Once the adrenalin wears off, I experience a post-adrenalin low. This lasts about a day or two. This is the best time frame for media sound-bites of locals losing the plot. Polls run in this time frame about how many people want to leave town are I think a bit distorted. I'm not consciously anxious, but I'm aware of being more on edge and irritable. Children tend to get more scratchy at each other. Those of us in the same boat know to be a little more supportive of each other. The meal menu during this phase is takeaways or easy to cook frozen meals. It doesn't help that after a big shake there are about 2 days of smaller aftershocks, which keep deprive us of sleep, and shoot extra shots of adrenalin into the system.
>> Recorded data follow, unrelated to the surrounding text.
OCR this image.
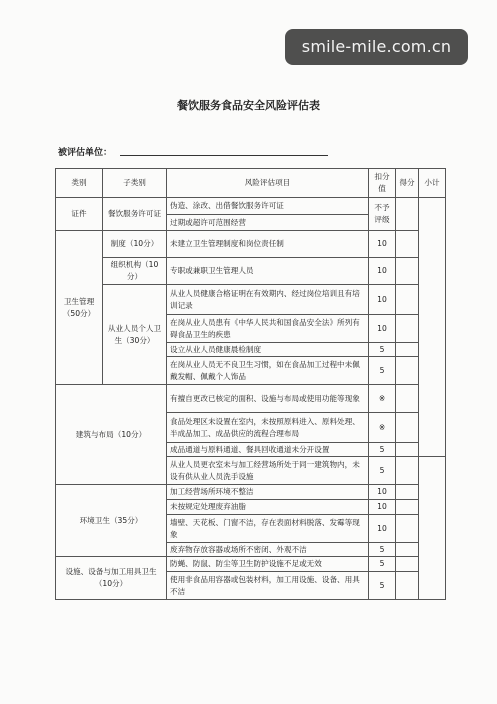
smile-mile.com.cn
餐饮服务食品安全风险评估表
被评估单位：
类别	子类别	风险评估项目	扣分值	得分	小计
证件	餐饮服务许可证	伪造、涂改、出借餐饮服务许可证	不予评级		
		过期或超许可范围经营			
卫生管理（50分）	制度（10分）	未建立卫生管理制度和岗位责任制	10		
	组织机构（10分）	专职或兼职卫生管理人员	10		
	从业人员个人卫生（30分）	从业人员健康合格证明在有效期内、经过岗位培训且有培训记录	10		
		在岗从业人员患有《中华人民共和国食品安全法》所列有碍食品卫生的疾患	10		
		设立从业人员健康晨检制度	5		
		在岗从业人员无不良卫生习惯，如在食品加工过程中未佩戴发帽、佩戴个人饰品	5		
建筑与布局（10分）		有擅自更改已核定的面积、设施与布局或使用功能等现象	※		
		食品处理区未设置在室内，未按照原料进入、原料处理、半成品加工、成品供应的流程合理布局	※		
		成品通道与原料通道、餐具回收通道未分开设置	5		
		从业人员更衣室未与加工经营场所处于同一建筑物内，未设有供从业人员洗手设施	5		
环境卫生（35分）		加工经营场所环境不整洁	10		
		未按规定处理废弃油脂	10		
		墙壁、天花板、门窗不洁，存在表面材料脱落、发霉等现象	10		
		废弃物存放容器或场所不密闭、外观不洁	5		
设施、设备与加工用具卫生（10分）		防蝇、防鼠、防尘等卫生防护设施不足或无效	5		
		使用非食品用容器或包装材料，加工用设施、设备、用具不洁	5		
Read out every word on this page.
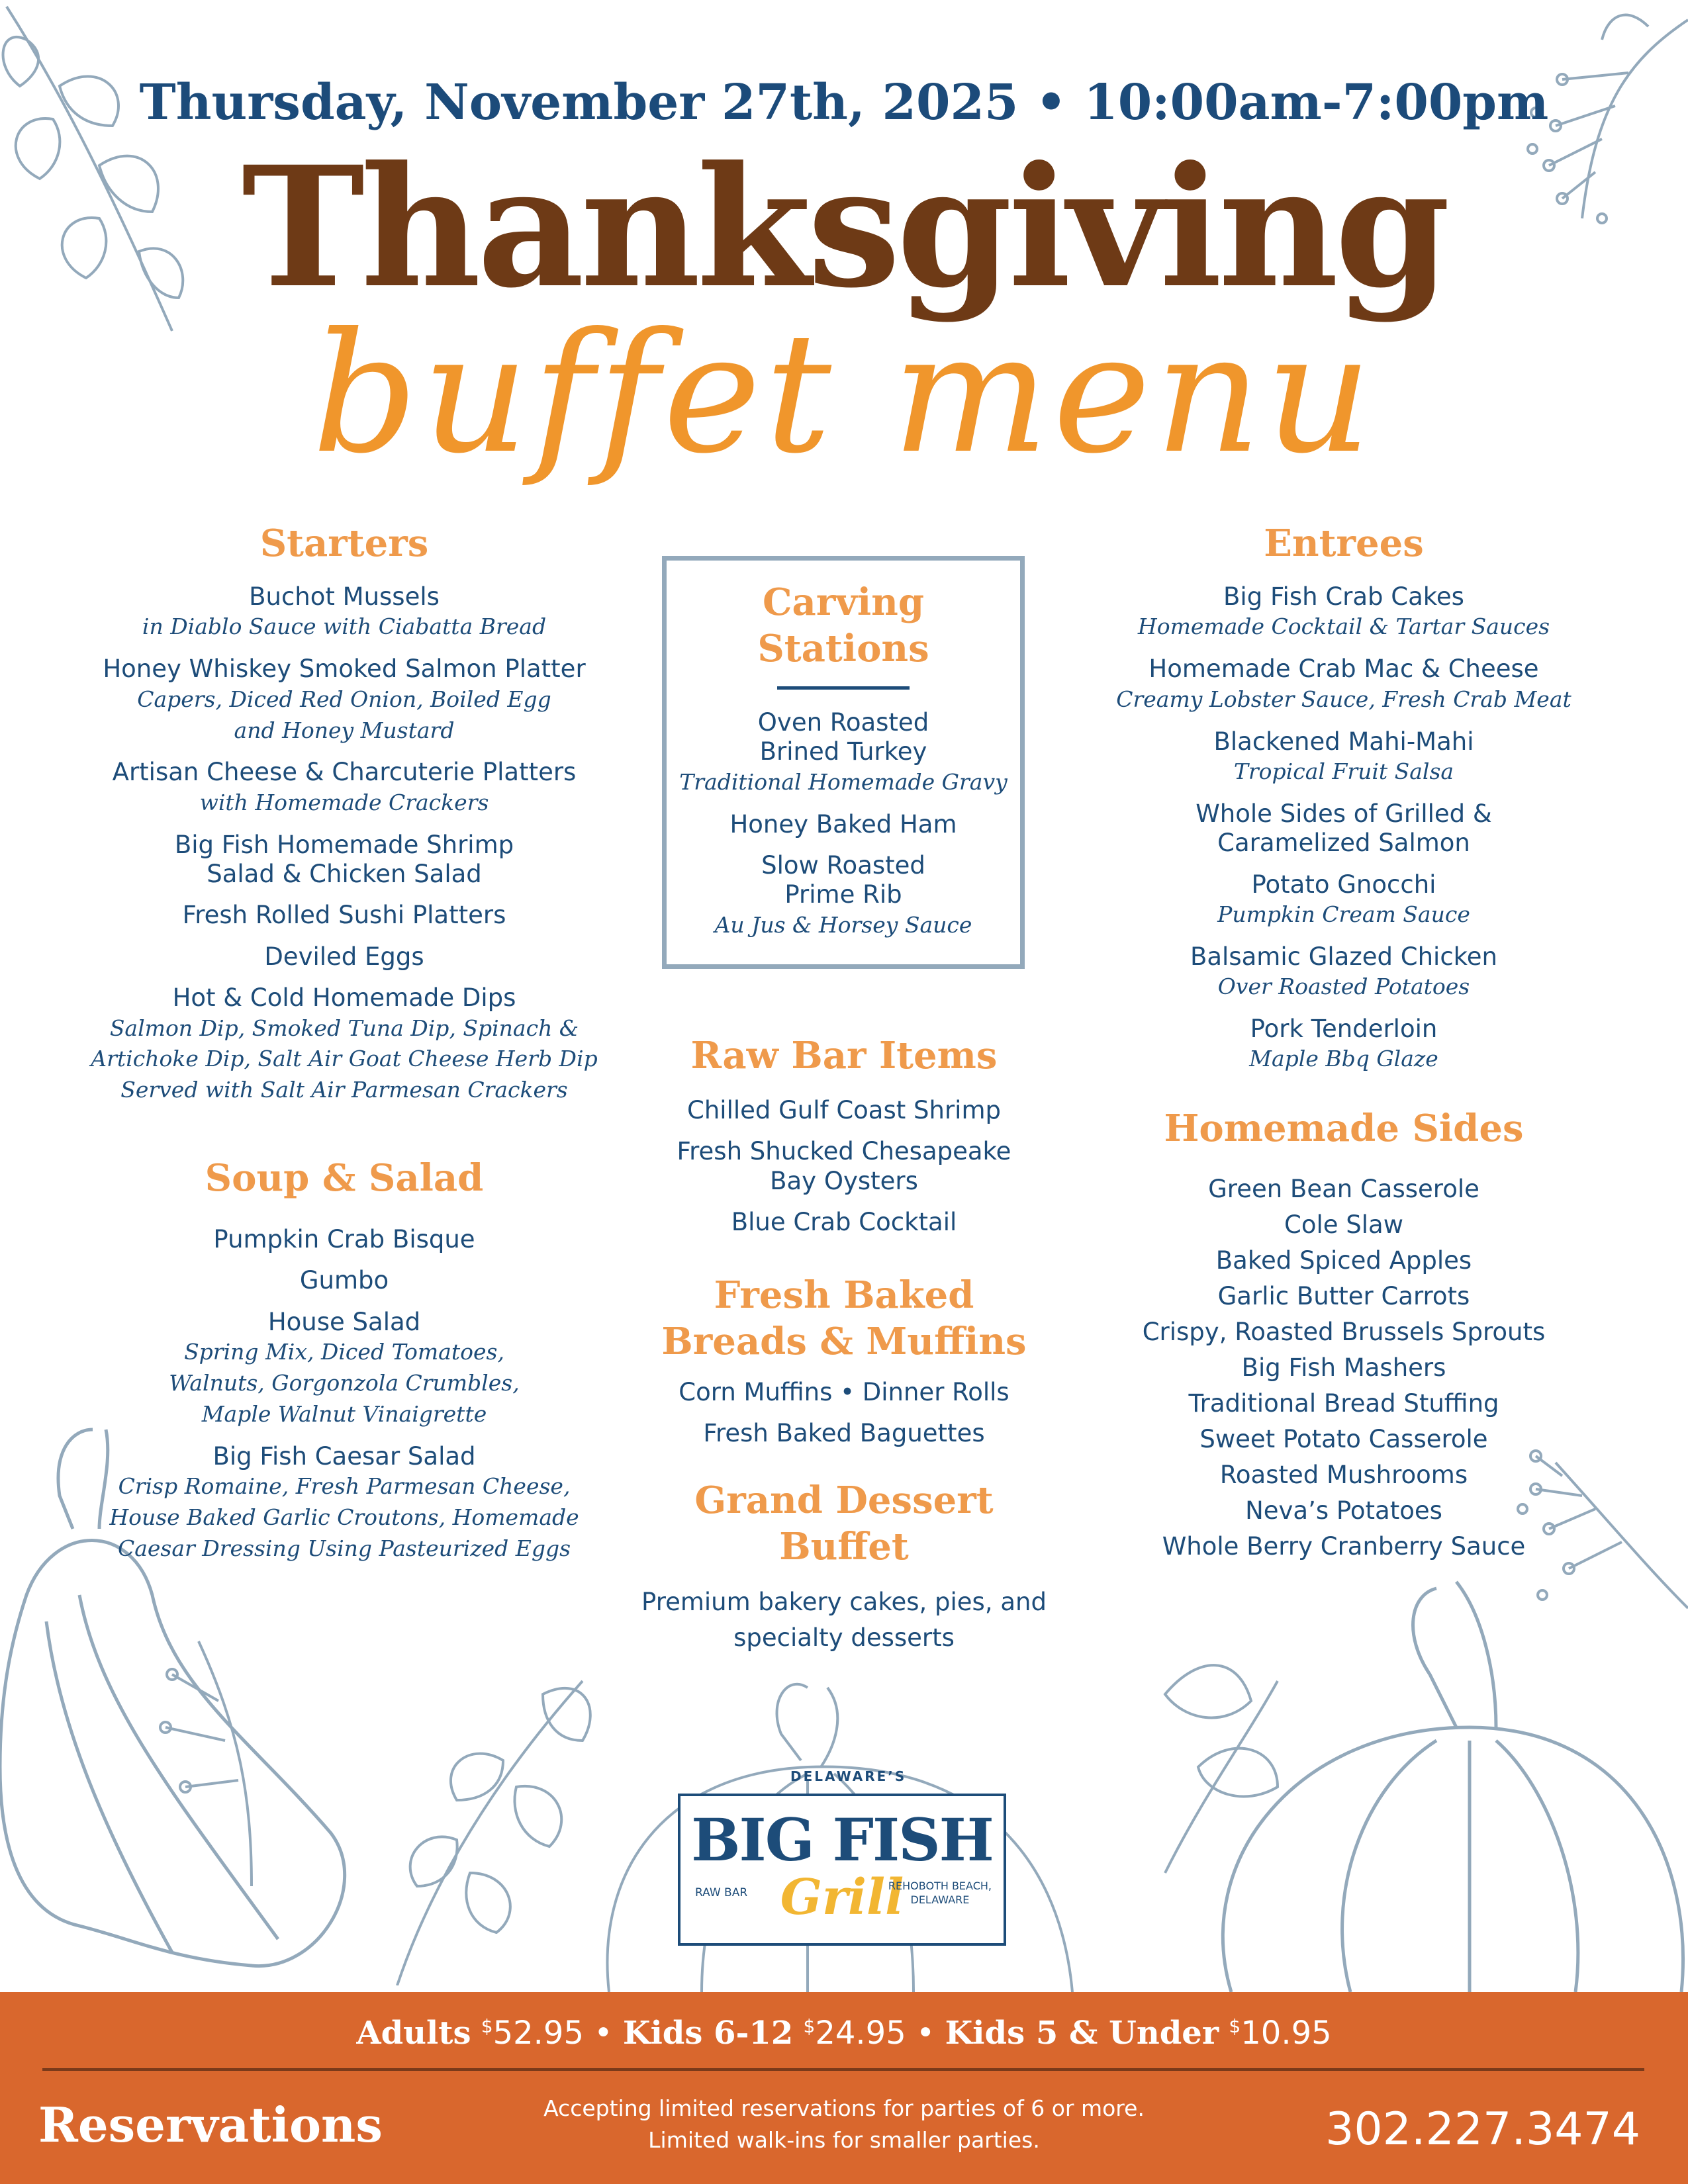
Thursday, November 27th, 2025 • 10:00am-7:00pm
Thanksgiving
buffet menu
Starters
Buchot Mussels
in Diablo Sauce with Ciabatta Bread
Honey Whiskey Smoked Salmon Platter
Capers, Diced Red Onion, Boiled Egg
and Honey Mustard
Artisan Cheese & Charcuterie Platters
with Homemade Crackers
Big Fish Homemade Shrimp
Salad & Chicken Salad
Fresh Rolled Sushi Platters
Deviled Eggs
Hot & Cold Homemade Dips
Salmon Dip, Smoked Tuna Dip, Spinach &
Artichoke Dip, Salt Air Goat Cheese Herb Dip
Served with Salt Air Parmesan Crackers
Soup & Salad
Pumpkin Crab Bisque
Gumbo
House Salad
Spring Mix, Diced Tomatoes,
Walnuts, Gorgonzola Crumbles,
Maple Walnut Vinaigrette
Big Fish Caesar Salad
Crisp Romaine, Fresh Parmesan Cheese,
House Baked Garlic Croutons, Homemade
Caesar Dressing Using Pasteurized Eggs
Carving
Stations
Oven Roasted
Brined Turkey
Traditional Homemade Gravy
Honey Baked Ham
Slow Roasted
Prime Rib
Au Jus & Horsey Sauce
Raw Bar Items
Chilled Gulf Coast Shrimp
Fresh Shucked Chesapeake
Bay Oysters
Blue Crab Cocktail
Fresh Baked
Breads & Muffins
Corn Muffins • Dinner Rolls
Fresh Baked Baguettes
Grand Dessert
Buffet
Premium bakery cakes, pies, and
specialty desserts
Entrees
Big Fish Crab Cakes
Homemade Cocktail & Tartar Sauces
Homemade Crab Mac & Cheese
Creamy Lobster Sauce, Fresh Crab Meat
Blackened Mahi-Mahi
Tropical Fruit Salsa
Whole Sides of Grilled &
Caramelized Salmon
Potato Gnocchi
Pumpkin Cream Sauce
Balsamic Glazed Chicken
Over Roasted Potatoes
Pork Tenderloin
Maple Bbq Glaze
Homemade Sides
Green Bean Casserole
Cole Slaw
Baked Spiced Apples
Garlic Butter Carrots
Crispy, Roasted Brussels Sprouts
Big Fish Mashers
Traditional Bread Stuffing
Sweet Potato Casserole
Roasted Mushrooms
Neva’s Potatoes
Whole Berry Cranberry Sauce
DELAWARE’S
BIG FISH
Grill
RAW BAR
REHOBOTH BEACH,
DELAWARE
Adults $52.95 • Kids 6-12 $24.95 • Kids 5 & Under $10.95
Reservations	Accepting limited reservations for parties of 6 or more.
Limited walk-ins for smaller parties.	302.227.3474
This is not a good time to make a long term decision about staying or leaving, but a few days break away might be helpful for some people.

After about 2 or 3 days things settle down. The ground settles back down into its "new normal" pattern of medium to small rattles only every other day. The post-adrenalin biochemical balance also restores itself back to equilibrium. Children return to their normal sleep patterns, routines resume, and life carries on. My sense of humour returns.  The wise monkey is back in the tree.

After the 22 February earthquake the process took a lot longer - more like 2 weeks. I think this is because of the close call I experienced on that day. Having a week's sanity break out of town helped. In the middle of the low times, I remind myself that I've come through this before, and I will do again. I just need to ride this out and it will get better soon. I'll admit that "normal" is tiring. I was finding myself getting bone tired just from getting through each day. I started taking iron and vitamin supplements which seem to have helped with the energy levels.